Well, so what? This is an imperfect world. To save lives of innocent people in Gaza, much more humanitarian aid needs to be entering the country. If a small amount goes to Hamas, so be it. That's the price of compassion toward the afflicted: sometimes unworthy people benefit from it.
What's baffling is that people in Israel and Gaza mourn the death of a loved one equally. I don't mean the customs they follow, but the pain in their heart when life is taken too soon, too cruelly, too unnecessarily.
Life is precious to them. Individually, at least. If a Palestinian and an Israeli were both in London, and one had a heart attack and collapsed on the sidewalk, I have no doubt that either would eagerly jump to help the other.
Yet on a collective level, many Palestinians and Israelis are uncaring about what befalls people on the other side of the war. I've seen reports that Palestinians were dancing with joy after the October 7 attack by Hamas, and that Israelis have been partying at the Gaza border, celebrating how little humanitarian aid is making its way into Gaza while people suffer there.
Sure, it could be argued that other species do much the same thing.

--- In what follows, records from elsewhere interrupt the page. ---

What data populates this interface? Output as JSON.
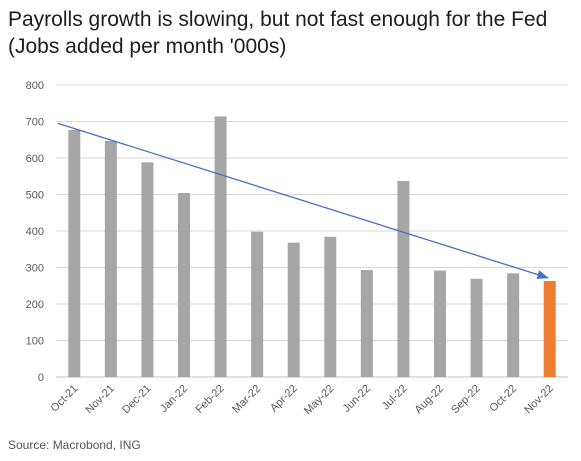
{
  "title": "Payrolls growth is slowing, but not fast enough for the Fed",
  "subtitle": "(Jobs added per month '000s)",
  "source": "Source: Macrobond, ING",
  "colors": {
    "bar": "#a6a6a6",
    "highlight": "#ed7d31",
    "trend": "#4472c4",
    "grid": "#d9d9d9",
    "axis_text": "#595959"
  },
  "chart_data": {
    "type": "bar",
    "categories": [
      "Oct-21",
      "Nov-21",
      "Dec-21",
      "Jan-22",
      "Feb-22",
      "Mar-22",
      "Apr-22",
      "May-22",
      "Jun-22",
      "Jul-22",
      "Aug-22",
      "Sep-22",
      "Oct-22",
      "Nov-22"
    ],
    "values": [
      677,
      647,
      588,
      504,
      714,
      398,
      368,
      384,
      293,
      537,
      292,
      269,
      284,
      263
    ],
    "highlight_index": 13,
    "ylim": [
      0,
      800
    ],
    "yticks": [
      0,
      100,
      200,
      300,
      400,
      500,
      600,
      700,
      800
    ],
    "grid": true,
    "trendline": {
      "x_from": "Oct-21",
      "y_from": 695,
      "x_to": "Nov-22",
      "y_to": 272,
      "arrow": true
    }
  }
}
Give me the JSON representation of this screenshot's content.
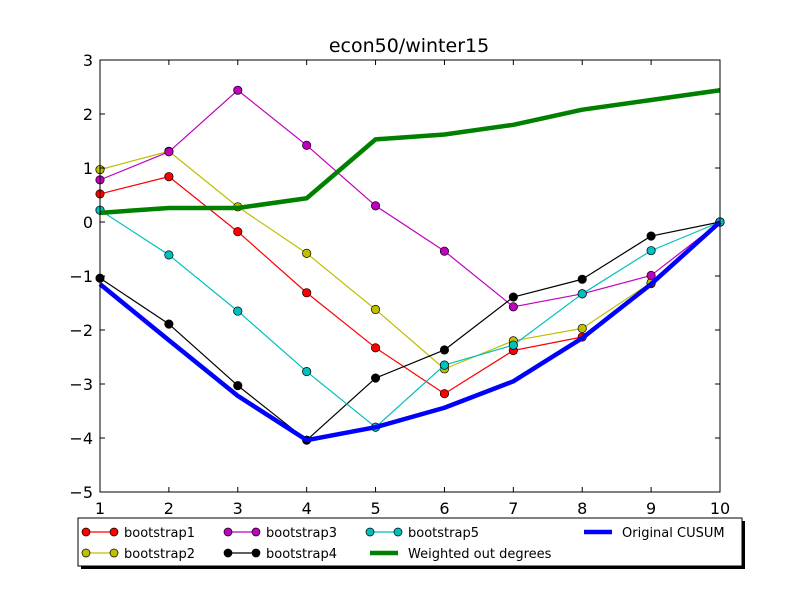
{
  "chart_data": {
    "type": "line",
    "title": "econ50/winter15",
    "xlabel": "",
    "ylabel": "",
    "x": [
      1,
      2,
      3,
      4,
      5,
      6,
      7,
      8,
      9,
      10
    ],
    "xlim": [
      1,
      10
    ],
    "ylim": [
      -5,
      3
    ],
    "xticks": [
      "1",
      "2",
      "3",
      "4",
      "5",
      "6",
      "7",
      "8",
      "9",
      "10"
    ],
    "yticks": [
      "3",
      "2",
      "1",
      "0",
      "−1",
      "−2",
      "−3",
      "−4",
      "−5"
    ],
    "ytick_values": [
      3,
      2,
      1,
      0,
      -1,
      -2,
      -3,
      -4,
      -5
    ],
    "grid": false,
    "legend_placement": "bottom",
    "series": [
      {
        "name": "bootstrap1",
        "color": "#ff0000",
        "marker": "circle",
        "values": [
          0.52,
          0.84,
          -0.18,
          -1.31,
          -2.33,
          -3.18,
          -2.38,
          -2.13,
          -1.14,
          0.0
        ]
      },
      {
        "name": "bootstrap2",
        "color": "#bfbf00",
        "marker": "circle",
        "values": [
          0.97,
          1.31,
          0.28,
          -0.58,
          -1.62,
          -2.72,
          -2.2,
          -1.97,
          -1.12,
          0.0
        ]
      },
      {
        "name": "bootstrap3",
        "color": "#bf00bf",
        "marker": "circle",
        "values": [
          0.78,
          1.3,
          2.44,
          1.42,
          0.3,
          -0.54,
          -1.57,
          -1.33,
          -0.99,
          0.0
        ]
      },
      {
        "name": "bootstrap4",
        "color": "#000000",
        "marker": "circle",
        "values": [
          -1.04,
          -1.89,
          -3.03,
          -4.04,
          -2.89,
          -2.37,
          -1.39,
          -1.06,
          -0.26,
          0.0
        ]
      },
      {
        "name": "bootstrap5",
        "color": "#00bfbf",
        "marker": "circle",
        "values": [
          0.22,
          -0.61,
          -1.65,
          -2.77,
          -3.8,
          -2.65,
          -2.28,
          -1.33,
          -0.53,
          0.0
        ]
      },
      {
        "name": "Weighted out degrees",
        "color": "#008000",
        "marker": "none",
        "values": [
          0.17,
          0.26,
          0.26,
          0.44,
          1.53,
          1.62,
          1.8,
          2.08,
          2.26,
          2.44
        ]
      },
      {
        "name": "Original CUSUM",
        "color": "#0000ff",
        "marker": "none",
        "values": [
          -1.15,
          -2.19,
          -3.22,
          -4.04,
          -3.8,
          -3.44,
          -2.95,
          -2.15,
          -1.15,
          0.0
        ]
      }
    ]
  }
}
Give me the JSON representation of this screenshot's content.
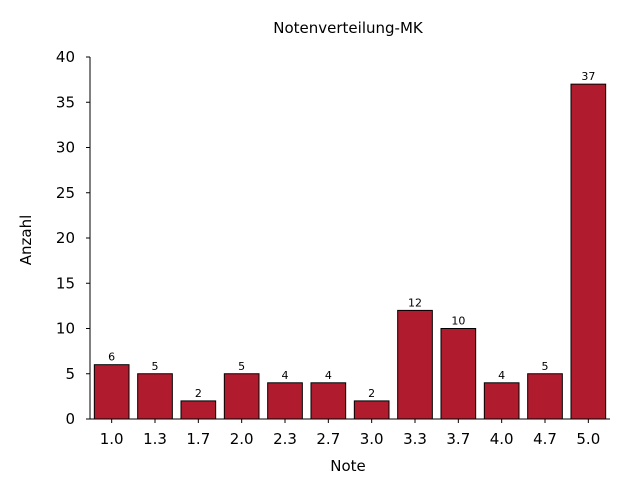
{
  "chart_data": {
    "type": "bar",
    "title": "Notenverteilung-MK",
    "xlabel": "Note",
    "ylabel": "Anzahl",
    "categories": [
      "1.0",
      "1.3",
      "1.7",
      "2.0",
      "2.3",
      "2.7",
      "3.0",
      "3.3",
      "3.7",
      "4.0",
      "4.7",
      "5.0"
    ],
    "values": [
      6,
      5,
      2,
      5,
      4,
      4,
      2,
      12,
      10,
      4,
      5,
      37
    ],
    "ylim": [
      0,
      40
    ],
    "yticks": [
      "0",
      "5",
      "10",
      "15",
      "20",
      "25",
      "30",
      "35",
      "40"
    ],
    "grid": false,
    "legend": "none",
    "bar_color": "#b01c2e"
  }
}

I've watched nature shows on television where a male lion is tenderhearted toward its own offspring. However, if the cubs are the offspring of a different father, because the lioness strayed and had sex with a male from a different group of lions, the male lion will kill them.
I just don't find this very reassuring. It's one thing to act from instinct, as other species do. But we humans supposedly have the capacity to rise above our baser impulses and pursue a higher course of action.
War brings out the worst in us. It certainly is justified at times. Yet only as a last resort, and then it should be conducted with the greatest possible respect for civilian lives. Hamas started this war. Israel, though, is showing that respect for the lives of innocent people is lacking on both sides.
Hopefully one day war will become a distant memory, and humanity will truly value life. All lives.